Ieri sono tornata a Roma che non è la mia casa ma un posto dove sto passando questo periodo della vita in modo molto felice. A Procida ci sono le mie radici, la mia casa bellissima nel silenzio di Ciraccio, i miei amici e amiche a cui voglio bene. In queste feste li ho incontrati, molti erano tornati per le vacanze: non viviamo stabilmente sull’isola.
Sull’isola è difficile costruire e rendersi utile se la tua etichetta sulla schiena recita altro. Non resta che fare la valigia e andare via, farti valere altrove e leggere l’atricolo sul giornale del paese dei probabili successi. Che tristezza: bisogna andare via per essere apprezzati come persone vere e non etichettate.
Le mie vacanze sono state serene, ho goduto molto della mia famiglia e sono andata in giro con la mia amica -in trasferta a Modena per lavoro- contente di vederci e non sentirci sempre tramite skipe, msn, facebook.
La mia isola non cambia nel tempo: la popolazione si lamenta sempre, non muove un dito per migliorare la situazione, chi muove un dito non è aiutato da nessuno ma criticato e zero coscienza civile. Tanti abitanti isole su un’isola. Ascolto le chiacchiere e le beghe di chi dovrebbe andare sul comune a marzo -ci sono le elezioni- e le parole non sono cambiate da quando ho votato per la prima volta.

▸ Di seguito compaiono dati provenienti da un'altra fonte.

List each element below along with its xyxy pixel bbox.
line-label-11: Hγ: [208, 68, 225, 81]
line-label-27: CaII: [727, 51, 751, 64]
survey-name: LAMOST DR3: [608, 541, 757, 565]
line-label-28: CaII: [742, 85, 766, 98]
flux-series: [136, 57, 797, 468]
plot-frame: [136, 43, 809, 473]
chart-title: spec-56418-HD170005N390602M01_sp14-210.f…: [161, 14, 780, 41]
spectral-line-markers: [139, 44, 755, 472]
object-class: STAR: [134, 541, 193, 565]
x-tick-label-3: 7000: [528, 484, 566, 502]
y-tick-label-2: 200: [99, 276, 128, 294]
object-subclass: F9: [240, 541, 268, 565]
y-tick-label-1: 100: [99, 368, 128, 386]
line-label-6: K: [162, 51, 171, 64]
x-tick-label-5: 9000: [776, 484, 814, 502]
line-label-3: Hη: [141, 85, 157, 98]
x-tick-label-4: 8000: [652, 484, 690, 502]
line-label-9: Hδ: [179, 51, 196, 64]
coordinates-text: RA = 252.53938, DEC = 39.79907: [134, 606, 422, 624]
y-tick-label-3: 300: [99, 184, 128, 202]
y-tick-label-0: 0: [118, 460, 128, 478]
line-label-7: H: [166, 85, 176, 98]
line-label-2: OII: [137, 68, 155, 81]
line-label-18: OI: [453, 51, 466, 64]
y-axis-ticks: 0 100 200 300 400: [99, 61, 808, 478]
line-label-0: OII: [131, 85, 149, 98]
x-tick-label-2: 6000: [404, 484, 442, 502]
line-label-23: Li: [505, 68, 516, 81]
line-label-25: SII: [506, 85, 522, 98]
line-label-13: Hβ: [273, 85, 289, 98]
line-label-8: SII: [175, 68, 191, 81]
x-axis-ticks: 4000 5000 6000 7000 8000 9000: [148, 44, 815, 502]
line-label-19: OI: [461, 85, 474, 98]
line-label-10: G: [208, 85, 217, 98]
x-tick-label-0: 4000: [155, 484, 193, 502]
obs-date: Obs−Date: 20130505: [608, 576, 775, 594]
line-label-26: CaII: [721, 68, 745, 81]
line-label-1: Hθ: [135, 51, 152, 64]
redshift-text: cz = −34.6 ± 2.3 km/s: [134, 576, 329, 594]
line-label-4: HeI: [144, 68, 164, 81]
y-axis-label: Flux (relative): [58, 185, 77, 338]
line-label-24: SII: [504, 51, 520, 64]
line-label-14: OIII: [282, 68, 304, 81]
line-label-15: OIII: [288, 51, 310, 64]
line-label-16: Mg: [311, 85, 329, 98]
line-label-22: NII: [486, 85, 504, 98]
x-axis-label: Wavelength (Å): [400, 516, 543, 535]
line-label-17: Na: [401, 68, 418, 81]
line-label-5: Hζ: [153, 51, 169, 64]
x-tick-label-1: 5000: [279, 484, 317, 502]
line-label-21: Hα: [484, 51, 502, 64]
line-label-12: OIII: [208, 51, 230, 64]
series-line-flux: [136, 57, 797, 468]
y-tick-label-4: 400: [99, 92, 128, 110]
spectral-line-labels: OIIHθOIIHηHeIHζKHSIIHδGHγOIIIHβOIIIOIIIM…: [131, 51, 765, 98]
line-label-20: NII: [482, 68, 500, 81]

A Roma piove e leggo che una ragazza procidana andrà a Sanremo, le beghe politiche aumentano, la popolazione sempre più divisa. Il cemento che vedo intorno a me non è nulla rispetto agli alberi del mio giardino che si piegavano al vento e il mare che faceva risacca sulla banchina del molo.
Ho viaggiato tanto per tornare sempre a casa, diceva Gandhi.